Mit der Grundsteinlegung für eine neue Produktionsstätte hat heute offiziell der Aufbau der Solarfertigung der Mainzer Schott AG in Jena begonnen. Dort will die Schott Solar GmbH ab Herbst 2007 Dünnschicht-Solarstrommodule fertigen. Zudem wird eine zweite Schmelzwanne für Display-Dünnglas gebaut.

Netzausbau© Thomas Aumann / Fotolia.com

Jena (ddp-lth/sm) - Mit dem Solarbereich bringe der Technologiekonzern ein weiteres Zukunftsgeschäft nach Jena und stärke damit seinen Gründungsstandort, sagte der Vorstandvorsitzende Udo Ungeheuer heute in Jena. Zugleich werde damit die Dünnschicht-Technologie zur industriellen Serienfertigung ausgebaut.

In die neue Fabrik investiert der Konzern nach eigenen Angaben 60 Millionen Euro und schafft 160 neue Arbeitsplätze. Das neue Werk hat eine Kapazität von zunächst jährlich 30 Megawatt.

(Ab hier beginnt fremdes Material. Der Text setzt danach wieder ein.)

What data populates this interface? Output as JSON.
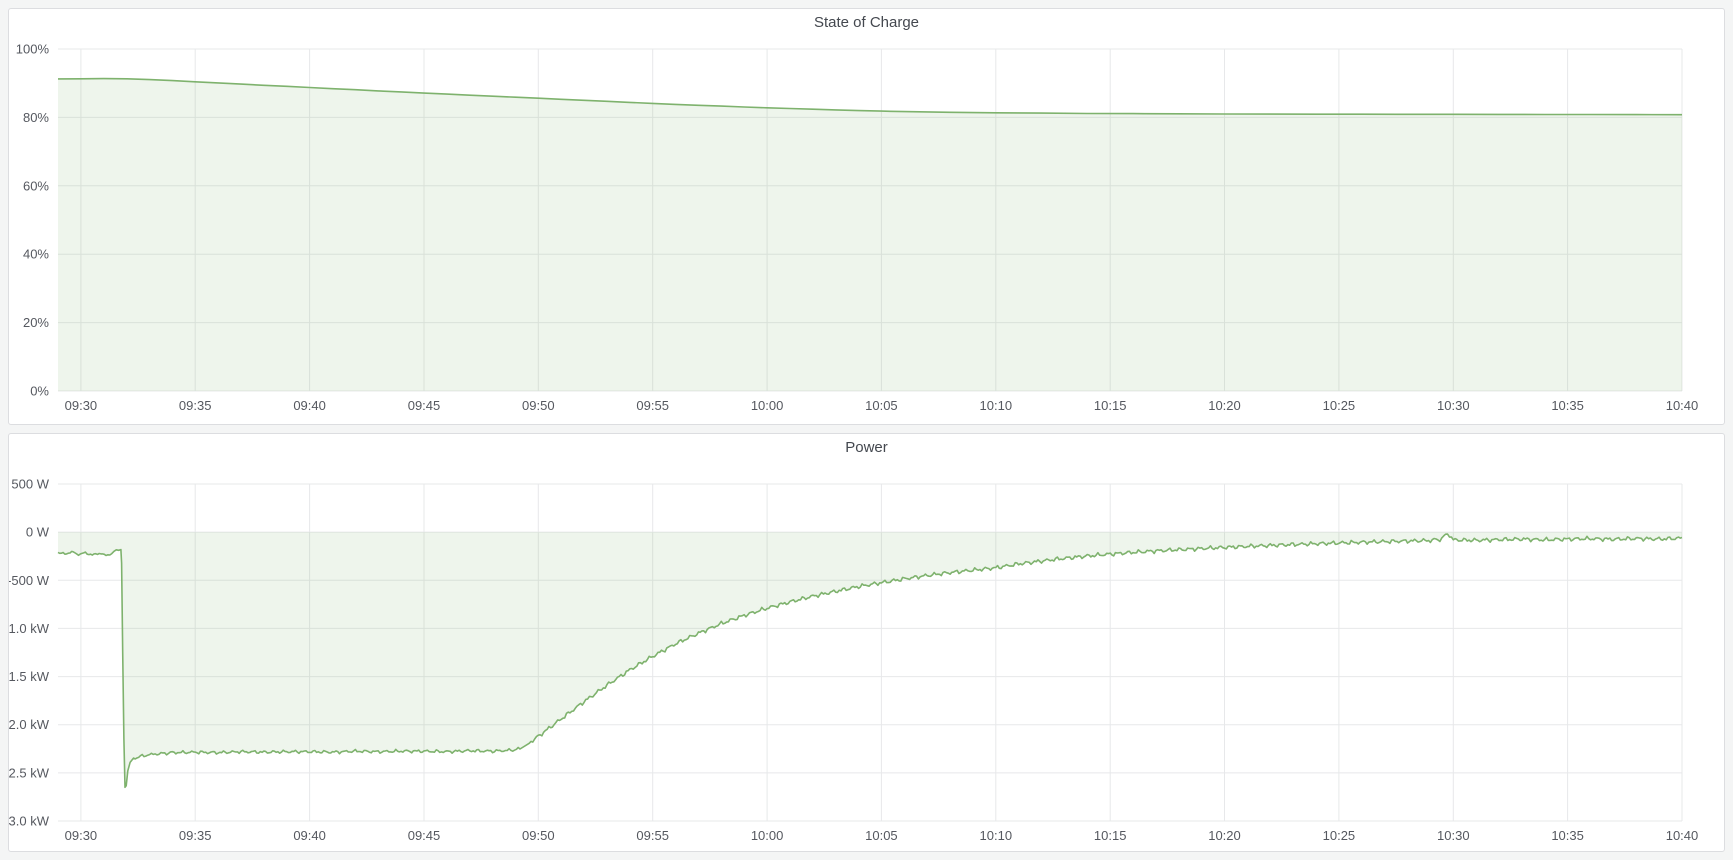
{
  "page": {
    "background_color": "#f4f5f5",
    "panel_background": "#ffffff"
  },
  "panels": [
    {
      "title": "State of Charge",
      "chart_index": 0
    },
    {
      "title": "Power",
      "chart_index": 1
    }
  ],
  "chart_data": [
    {
      "type": "area",
      "title": "State of Charge",
      "unit": "percent",
      "x_type": "time",
      "xlim": [
        -1,
        70
      ],
      "ylim": [
        0,
        100
      ],
      "grid": true,
      "legend": "none",
      "line_color": "#7EB26D",
      "fill_color": "rgba(126,178,109,0.13)",
      "fill_to_value": 0,
      "x_ticks": [
        {
          "minute": 0,
          "label": "09:30"
        },
        {
          "minute": 5,
          "label": "09:35"
        },
        {
          "minute": 10,
          "label": "09:40"
        },
        {
          "minute": 15,
          "label": "09:45"
        },
        {
          "minute": 20,
          "label": "09:50"
        },
        {
          "minute": 25,
          "label": "09:55"
        },
        {
          "minute": 30,
          "label": "10:00"
        },
        {
          "minute": 35,
          "label": "10:05"
        },
        {
          "minute": 40,
          "label": "10:10"
        },
        {
          "minute": 45,
          "label": "10:15"
        },
        {
          "minute": 50,
          "label": "10:20"
        },
        {
          "minute": 55,
          "label": "10:25"
        },
        {
          "minute": 60,
          "label": "10:30"
        },
        {
          "minute": 65,
          "label": "10:35"
        },
        {
          "minute": 70,
          "label": "10:40"
        }
      ],
      "y_ticks": [
        {
          "value": 100,
          "label": "100%"
        },
        {
          "value": 80,
          "label": "80%"
        },
        {
          "value": 60,
          "label": "60%"
        },
        {
          "value": 40,
          "label": "40%"
        },
        {
          "value": 20,
          "label": "20%"
        },
        {
          "value": 0,
          "label": "0%"
        }
      ],
      "series": [
        {
          "name": "State of Charge",
          "segments": [
            {
              "noise_w": 0,
              "points": [
                [
                  -1,
                  91.25
                ],
                [
                  0,
                  91.3
                ],
                [
                  1,
                  91.35
                ],
                [
                  2,
                  91.3
                ],
                [
                  3,
                  91.05
                ],
                [
                  4,
                  90.75
                ],
                [
                  5,
                  90.4
                ],
                [
                  6,
                  90.1
                ],
                [
                  7,
                  89.75
                ],
                [
                  8,
                  89.4
                ],
                [
                  9,
                  89.1
                ],
                [
                  10,
                  88.75
                ],
                [
                  11,
                  88.4
                ],
                [
                  12,
                  88.1
                ],
                [
                  13,
                  87.75
                ],
                [
                  14,
                  87.45
                ],
                [
                  15,
                  87.1
                ],
                [
                  16,
                  86.8
                ],
                [
                  17,
                  86.5
                ],
                [
                  18,
                  86.2
                ],
                [
                  19,
                  85.9
                ],
                [
                  20,
                  85.6
                ],
                [
                  21,
                  85.3
                ],
                [
                  22,
                  85.0
                ],
                [
                  23,
                  84.7
                ],
                [
                  24,
                  84.4
                ],
                [
                  25,
                  84.1
                ],
                [
                  26,
                  83.8
                ],
                [
                  27,
                  83.55
                ],
                [
                  28,
                  83.3
                ],
                [
                  29,
                  83.05
                ],
                [
                  30,
                  82.8
                ],
                [
                  31,
                  82.6
                ],
                [
                  32,
                  82.4
                ],
                [
                  33,
                  82.2
                ],
                [
                  34,
                  82.0
                ],
                [
                  35,
                  81.85
                ],
                [
                  36,
                  81.7
                ],
                [
                  37,
                  81.6
                ],
                [
                  38,
                  81.5
                ],
                [
                  39,
                  81.4
                ],
                [
                  40,
                  81.35
                ],
                [
                  42,
                  81.25
                ],
                [
                  44,
                  81.15
                ],
                [
                  46,
                  81.1
                ],
                [
                  48,
                  81.05
                ],
                [
                  50,
                  81.0
                ],
                [
                  52,
                  80.97
                ],
                [
                  54,
                  80.95
                ],
                [
                  56,
                  80.93
                ],
                [
                  58,
                  80.91
                ],
                [
                  60,
                  80.9
                ],
                [
                  62,
                  80.88
                ],
                [
                  64,
                  80.86
                ],
                [
                  66,
                  80.84
                ],
                [
                  68,
                  80.82
                ],
                [
                  70,
                  80.8
                ]
              ]
            }
          ]
        }
      ]
    },
    {
      "type": "area",
      "title": "Power",
      "unit": "watt",
      "x_type": "time",
      "xlim": [
        -1,
        70
      ],
      "ylim": [
        -3000,
        500
      ],
      "grid": true,
      "legend": "none",
      "line_color": "#7EB26D",
      "fill_color": "rgba(126,178,109,0.13)",
      "fill_to_value": 0,
      "x_ticks": [
        {
          "minute": 0,
          "label": "09:30"
        },
        {
          "minute": 5,
          "label": "09:35"
        },
        {
          "minute": 10,
          "label": "09:40"
        },
        {
          "minute": 15,
          "label": "09:45"
        },
        {
          "minute": 20,
          "label": "09:50"
        },
        {
          "minute": 25,
          "label": "09:55"
        },
        {
          "minute": 30,
          "label": "10:00"
        },
        {
          "minute": 35,
          "label": "10:05"
        },
        {
          "minute": 40,
          "label": "10:10"
        },
        {
          "minute": 45,
          "label": "10:15"
        },
        {
          "minute": 50,
          "label": "10:20"
        },
        {
          "minute": 55,
          "label": "10:25"
        },
        {
          "minute": 60,
          "label": "10:30"
        },
        {
          "minute": 65,
          "label": "10:35"
        },
        {
          "minute": 70,
          "label": "10:40"
        }
      ],
      "y_ticks": [
        {
          "value": 500,
          "label": "500 W"
        },
        {
          "value": 0,
          "label": "0 W"
        },
        {
          "value": -500,
          "label": "-500 W"
        },
        {
          "value": -1000,
          "label": "-1.0 kW"
        },
        {
          "value": -1500,
          "label": "-1.5 kW"
        },
        {
          "value": -2000,
          "label": "-2.0 kW"
        },
        {
          "value": -2500,
          "label": "-2.5 kW"
        },
        {
          "value": -3000,
          "label": "-3.0 kW"
        }
      ],
      "series": [
        {
          "name": "Power",
          "segments": [
            {
              "noise_w": 12,
              "points": [
                [
                  -1,
                  -210
                ],
                [
                  -0.7,
                  -228
                ],
                [
                  -0.4,
                  -205
                ],
                [
                  -0.1,
                  -232
                ],
                [
                  0.2,
                  -215
                ],
                [
                  0.5,
                  -238
                ],
                [
                  0.8,
                  -218
                ],
                [
                  1.1,
                  -242
                ],
                [
                  1.35,
                  -222
                ],
                [
                  1.55,
                  -185
                ],
                [
                  1.75,
                  -182
                ]
              ]
            },
            {
              "noise_w": 0,
              "points": [
                [
                  1.78,
                  -320
                ],
                [
                  1.83,
                  -1250
                ],
                [
                  1.88,
                  -2150
                ],
                [
                  1.93,
                  -2650
                ]
              ]
            },
            {
              "noise_w": 20,
              "points": [
                [
                  1.98,
                  -2615
                ],
                [
                  2.05,
                  -2480
                ],
                [
                  2.15,
                  -2400
                ],
                [
                  2.3,
                  -2350
                ],
                [
                  2.6,
                  -2330
                ],
                [
                  3,
                  -2310
                ],
                [
                  3.5,
                  -2300
                ],
                [
                  4,
                  -2290
                ],
                [
                  5,
                  -2285
                ],
                [
                  6,
                  -2290
                ],
                [
                  7,
                  -2280
                ],
                [
                  8,
                  -2285
                ],
                [
                  9,
                  -2280
                ],
                [
                  10,
                  -2280
                ],
                [
                  11,
                  -2285
                ],
                [
                  12,
                  -2275
                ],
                [
                  13,
                  -2280
                ],
                [
                  14,
                  -2275
                ],
                [
                  15,
                  -2275
                ],
                [
                  16,
                  -2280
                ],
                [
                  17,
                  -2270
                ],
                [
                  18,
                  -2275
                ],
                [
                  18.8,
                  -2265
                ],
                [
                  19.2,
                  -2250
                ]
              ]
            },
            {
              "noise_w": 26,
              "points": [
                [
                  19.6,
                  -2190
                ],
                [
                  20,
                  -2120
                ],
                [
                  21,
                  -1940
                ],
                [
                  22,
                  -1760
                ],
                [
                  23,
                  -1590
                ],
                [
                  24,
                  -1430
                ],
                [
                  25,
                  -1290
                ],
                [
                  26,
                  -1160
                ],
                [
                  27,
                  -1050
                ],
                [
                  28,
                  -950
                ],
                [
                  29,
                  -865
                ],
                [
                  30,
                  -790
                ],
                [
                  31,
                  -725
                ],
                [
                  32,
                  -665
                ],
                [
                  33,
                  -615
                ],
                [
                  34,
                  -565
                ],
                [
                  35,
                  -525
                ],
                [
                  36,
                  -485
                ],
                [
                  37,
                  -450
                ],
                [
                  38,
                  -420
                ],
                [
                  39,
                  -395
                ],
                [
                  40,
                  -370
                ],
                [
                  41,
                  -330
                ],
                [
                  42,
                  -300
                ],
                [
                  43,
                  -272
                ],
                [
                  44,
                  -248
                ],
                [
                  45,
                  -228
                ],
                [
                  46,
                  -210
                ],
                [
                  47,
                  -195
                ],
                [
                  48,
                  -182
                ],
                [
                  49,
                  -170
                ],
                [
                  50,
                  -158
                ],
                [
                  51,
                  -148
                ],
                [
                  52,
                  -138
                ],
                [
                  53,
                  -128
                ],
                [
                  54,
                  -120
                ],
                [
                  55,
                  -112
                ],
                [
                  56,
                  -105
                ],
                [
                  57,
                  -98
                ],
                [
                  58,
                  -92
                ],
                [
                  59,
                  -86
                ],
                [
                  59.5,
                  -70
                ],
                [
                  59.75,
                  -12
                ],
                [
                  60,
                  -80
                ],
                [
                  61,
                  -85
                ],
                [
                  62,
                  -78
                ],
                [
                  63,
                  -72
                ],
                [
                  64,
                  -80
                ],
                [
                  65,
                  -72
                ],
                [
                  66,
                  -68
                ],
                [
                  67,
                  -74
                ],
                [
                  68,
                  -66
                ],
                [
                  69,
                  -72
                ],
                [
                  70,
                  -62
                ]
              ]
            }
          ]
        }
      ]
    }
  ]
}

Die Produktion basiert auf einer neuartigen Technologie, für die nur ein geringer Teil der für herkömmliche Solarzellen verwendeten Siliziummenge eingesetzt werden muss. Dabei wird amorphes Silizium (ASI) aus der Gasphase auf eine dünne Glasscheibe abgeschieden. Die ASI-Dünnschichtmodule seien äußerst flexibel in Form und Design und ließen sich deshalb hervorragend in Gebäude integrieren, sagte der Schott-Solarexperte Hans-Joachim Konz. Sie böten interessante Gestaltungsmöglichkeiten für Fenster-, Dach- und Fassadenverglasungen in Verbindung mit umweltfreundlicher Stromerzeugung.

Der Konzern hat seine Solarstromaktivitäten in der Jenaer Tochtergesellschaft Schott Solar GmbH gebündelt. Parallel zur neuen Solarfabrik baut der Schott-Konzern derzeit in Jena eine zweite Schmelzwanne für Display-Dünnglas, das Schott als einziger europäischer Produzent im Floatverfahren herstellt. In der rund 200 Meter langen Produktionsstätte, in die ebenfalls 60 Millionen Euro investiert werden, soll im Dezember das erste hauchdünne Glas für Flachbildschirme geschmolzen werden. Zugleich sollen auch dort 100 neue Arbeitsplätze entstehen.